Could it happen to you?

Setting the record straight about young women and breast cancer.

What are the odds?
Roughly 5 percent of new breast cancer cases occur in women under 40—about 13,000 diagnoses each year. "The younger you are, the lower the odds, but I have diagnosed breast cancer in women as young as 18," says Therese Bevers, MD, medical director of the Cancer Prevention Center at MD Anderson Cancer Center in Houston. The good news: The five-year survival rate for women under 40 is 84 percent.

Is breast cancer among young women on the rise?
According to a 2013 study in The Journal of the American Medical Association, the incidence of localized breast cancer among women under 40 showed no increase between 1976 and 2009. But the incidence of metastatic breast cancer (which is less common) nearly doubled over the same span.

Are self-exams still best?
Early detection is especially key for young women, as premenopausal breast cancer is often more aggressive and harder to treat than breast cancer in older women. "Nearly 80 percent of younger women find their own breast cancer lumps," says Jennifer Merschdorf, CEO of the Young Survival Coalition. "It's natural for young women to have lumpy breasts or cysts, and in most cases, nothing is wrong. But if a lump doesn't go away, you should absolutely get it checked out."

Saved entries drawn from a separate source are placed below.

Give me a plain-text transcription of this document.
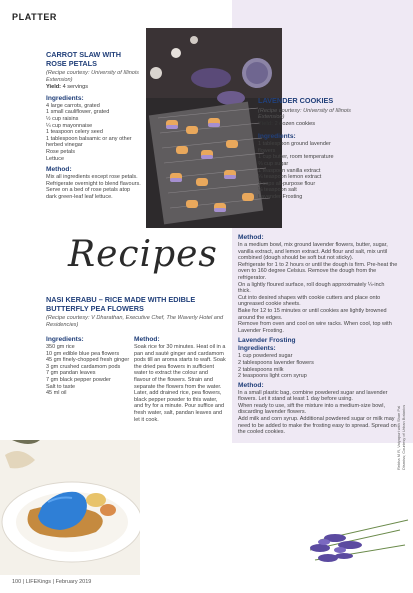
PLATTER
CARROT SLAW WITH ROSE PETALS
(Recipe courtesy: University of Illinois Extension)
Yield: 4 servings
Ingredients:
4 large carrots, grated
1 small cauliflower, grated
½ cup raisins
¼ cup mayonnaise
1 teaspoon celery seed
1 tablespoon balsamic or any other herbed vinegar
Rose petals
Lettuce
Method:

Mix all ingredients except rose petals. Refrigerate overnight to blend flavours. Serve on a bed of rose petals atop dark green-leaf leaf lettuce.

LAVENDER COOKIES
(Recipe courtesy: University of Illinois Extension)
Yield: 2 dozen cookies
Ingredients:
1 tablespoon ground lavender flowers
1 cup butter, room temperature
⅔ cup sugar
1 teaspoon vanilla extract
¼ teaspoon lemon extract
2 cups all-purpose flour
⅛ teaspoon salt
Lavender Frosting
Method:

In a medium bowl, mix ground lavender flowers, butter, sugar, vanilla extract, and lemon extract. Add flour and salt, mix until combined (dough should be soft but not sticky).

Refrigerate for 1 to 2 hours or until the dough is firm. Pre-heat the oven to 160 degree Celsius. Remove the dough from the refrigerator.

On a lightly floured surface, roll dough approximately ¼-inch thick.

Cut into desired shapes with cookie cutters and place onto ungreased cookie sheets.

Bake for 12 to 15 minutes or until cookies are lightly browned around the edges.

Remove from oven and cool on wire racks. When cool, top with Lavender Frosting.

Lavender Frosting
Ingredients:
1 cup powdered sugar
2 tablespoons lavender flowers
2 tablespoons milk
2 teaspoons light corn syrup
Method:

In a small plastic bag, combine powdered sugar and lavender flowers. Let it stand at least 1 day before using.

When ready to use, sift the mixture into a medium-size bowl, discarding lavender flowers.

Add milk and corn syrup. Additional powdered sugar or milk may need to be added to make the frosting easy to spread. Spread on the cooled cookies.

Recipes
NASI KERABU – RICE MADE WITH EDIBLE BUTTERFLY PEA FLOWERS
(Recipe courtesy: V Dharathan, Executive Chef, The Waverly Hotel and Residencies)
Ingredients:
350 gm rice
10 gm edible blue pea flowers
45 gm finely-chopped fresh ginger
3 gm crushed cardamom pods
7 gm pandan leaves
7 gm black pepper powder
Salt to taste
45 ml oil
Method:

Soak rice for 30 minutes. Heat oil in a pan and sauté ginger and cardamom pods till an aroma starts to waft. Soak the dried pea flowers in sufficient water to extract the colour and flavour of the flowers. Strain and separate the flowers from the water. Later, add drained rice, pea flowers, black pepper powder to this water, and fry for a minute. Pour suffice and fresh water, salt, pandan leaves and let it cook.	Rekha M R, Vaiyapuri with Shae Pal Dismiss; Courtesy of Urban Botanics
100 | LIFEKings | February 2019
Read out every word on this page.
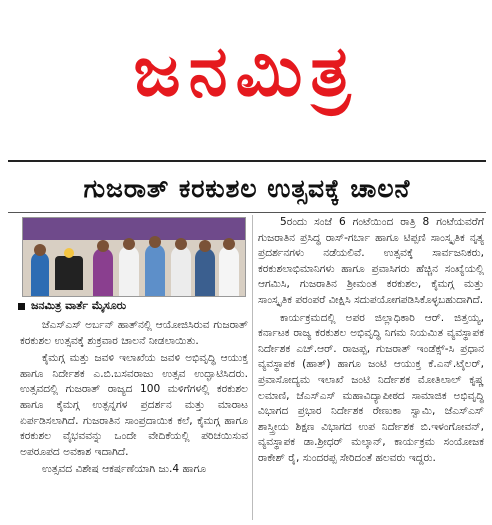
ಜನಮಿತ್ರ
ಗುಜರಾತ್ ಕರಕುಶಲ ಉತ್ಸವಕ್ಕೆ ಚಾಲನೆ
ಜನಮಿತ್ರ ವಾರ್ತೆ ಮೈಸೂರು

ಜೆಎಸ್‌ಎಸ್ ಅರ್ಬನ್ ಹಾತ್‌ನಲ್ಲಿ ಆಯೋಜಿಸಿರುವ ಗುಜರಾತ್ ಕರಕುಶಲ ಉತ್ಸವಕ್ಕೆ ಶುಕ್ರವಾರ ಚಾಲನೆ ನೀಡಲಾಯಿತು.

ಕೈಮಗ್ಗ ಮತ್ತು ಜವಳಿ ಇಲಾಖೆಯ ಜವಳಿ ಅಭಿವೃದ್ಧಿ ಆಯುಕ್ತ ಹಾಗೂ ನಿರ್ದೇಶಕ ಎ.ಬಿ.ಬಸವರಾಜು ಉತ್ಸವ ಉದ್ಘಾಟಿಸಿದರು. ಉತ್ಸವದಲ್ಲಿ ಗುಜರಾತ್ ರಾಜ್ಯದ 100 ಮಳಿಗೆಗಳಲ್ಲಿ ಕರಕುಶಲ ಹಾಗೂ ಕೈಮಗ್ಗ ಉತ್ಪನ್ನಗಳ ಪ್ರದರ್ಶನ ಮತ್ತು ಮಾರಾಟ ಏರ್ಪಡಿಸಲಾಗಿದೆ. ಗುಜರಾತಿನ ಸಾಂಪ್ರದಾಯಿಕ ಕಲೆ, ಕೈಮಗ್ಗ ಹಾಗೂ ಕರಕುಶಲ ವೈಭವವನ್ನು ಒಂದೇ ವೇದಿಕೆಯಲ್ಲಿ ಪರಿಚಯಿಸುವ ಅಪರೂಪದ ಅವಕಾಶ ಇದಾಗಿದೆ.

ಉತ್ಸವದ ವಿಶೇಷ ಆಕರ್ಷಣೆಯಾಗಿ ಜು.4 ಹಾಗೂ

5ರಂದು ಸಂಜೆ 6 ಗಂಟೆಯಿಂದ ರಾತ್ರಿ 8 ಗಂಟೆಯವರೆಗೆ ಗುಜರಾತಿನ ಪ್ರಸಿದ್ಧ ರಾಸ್-ಗರ್ಬಾ ಹಾಗೂ ಟಿಪ್ಪಣಿ ಸಾಂಸ್ಕೃತಿಕ ನೃತ್ಯ ಪ್ರದರ್ಶನಗಳು ನಡೆಯಲಿವೆ. ಉತ್ಸವಕ್ಕೆ ಸಾರ್ವಜನಿಕರು, ಕರಕುಶಲಾಭಿಮಾನಿಗಳು ಹಾಗೂ ಪ್ರವಾಸಿಗರು ಹೆಚ್ಚಿನ ಸಂಖ್ಯೆಯಲ್ಲಿ ಆಗಮಿಸಿ, ಗುಜರಾತಿನ ಶ್ರೀಮಂತ ಕರಕುಶಲ, ಕೈಮಗ್ಗ ಮತ್ತು ಸಾಂಸ್ಕೃತಿಕ ಪರಂಪರೆ ವೀಕ್ಷಿಸಿ ಸದುಪಯೋಗಪಡಿಸಿಕೊಳ್ಳಬಹುದಾಗಿದೆ.

ಕಾರ್ಯಕ್ರಮದಲ್ಲಿ ಅಪರ ಜಿಲ್ಲಾಧಿಕಾರಿ ಆರ್. ಜಿತ್ತಯ್ಯ, ಕರ್ನಾಟಕ ರಾಜ್ಯ ಕರಕುಶಲ ಅಭಿವೃದ್ಧಿ ನಿಗಮ ನಿಯಮಿತ ವ್ಯವಸ್ಥಾಪಕ ನಿರ್ದೇಶಕ ಎಚ್.ಆರ್. ರಾಜಪ್ಪ, ಗುಜರಾತ್ ಇಂಡೆಕ್ಸ್-ಸಿ ಪ್ರಧಾನ ವ್ಯವಸ್ಥಾಪಕ (ಹಾತ್) ಹಾಗೂ ಜಂಟಿ ಆಯುಕ್ತ ಕೆ.ಎನ್.ಟೈಲರ್, ಪ್ರವಾಸೋದ್ಯಮ ಇಲಾಖೆ ಜಂಟಿ ನಿರ್ದೇಶಕ ಮೋತಿಲಾಲ್ ಕೃಷ್ಣ ಲಮಾಣಿ, ಜೆಎಸ್‌ಎಸ್ ಮಹಾವಿದ್ಯಾಪೀಠದ ಸಾಮಾಜಿಕ ಅಭಿವೃದ್ಧಿ ವಿಭಾಗದ ಪ್ರಭಾರ ನಿರ್ದೇಶಕ ರೇಣುಕಾ ಸ್ವಾಮಿ, ಜೆಎಸ್‌ಎಸ್ ಶಾಸ್ತ್ರೀಯ ಶಿಕ್ಷಣ ವಿಭಾಗದ ಉಪ ನಿರ್ದೇಶಕ ಬಿ.ಇಳಂಗೋವನ್, ವ್ಯವಸ್ಥಾಪಕ ಡಾ.ಶ್ರೀಧರ್ ಮಲ್ಕಾನ್, ಕಾರ್ಯಕ್ರಮ ಸಂಯೋಜಕ ರಾಕೇಶ್ ರೈ, ಸುಂದರಪ್ಪ ಸೇರಿದಂತೆ ಹಲವರು ಇದ್ದರು.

I found a lump. What tests should my doctor perform?
Mariana Chavez-Mac Gregor, MD, an assistant professor of breast medical oncology at MD Anderson Cancer Center, assesses the three most widely used options:
  • Ultrasound. "In young women, most of the time we order an ultrasound first," Chavez-Mac Gregor says. They're quick, simple and good at evaluating cysts—small, usually benign fluid-filled sacs many women have in their breasts.
  • Mammogram. "Young breasts tend to be very dense, so a mammogram will likely not show you much, but it can detect things like calcifications that an ultrasound can't," Chavez-Mac Gregor says.
  • MRI. Because the highly detailed pictures they yield can sometimes trigger unnecessary biopsies of normal lumps, MRIs are often reserved for women who have tested positive for a breast cancer gene mutation (like BRCA1 or 2) or have a strong family history of the disease.
If I do have cancer, will treatment rob me of my chance to have kids?
Some chemotherapy drugs have been found to genetically damage or destroy eggs or send patients into a type of medical menopause. Don't panic. The younger the patient, the more likely her ovaries and eggs will recover. And the options for patients whose infertility proves permanent are expanding: Now that the American Society of Reproductive Medicine has officially endorsed egg freezing for young women with cancer, it's expected that more insurance companies will cover parts of the costly procedure.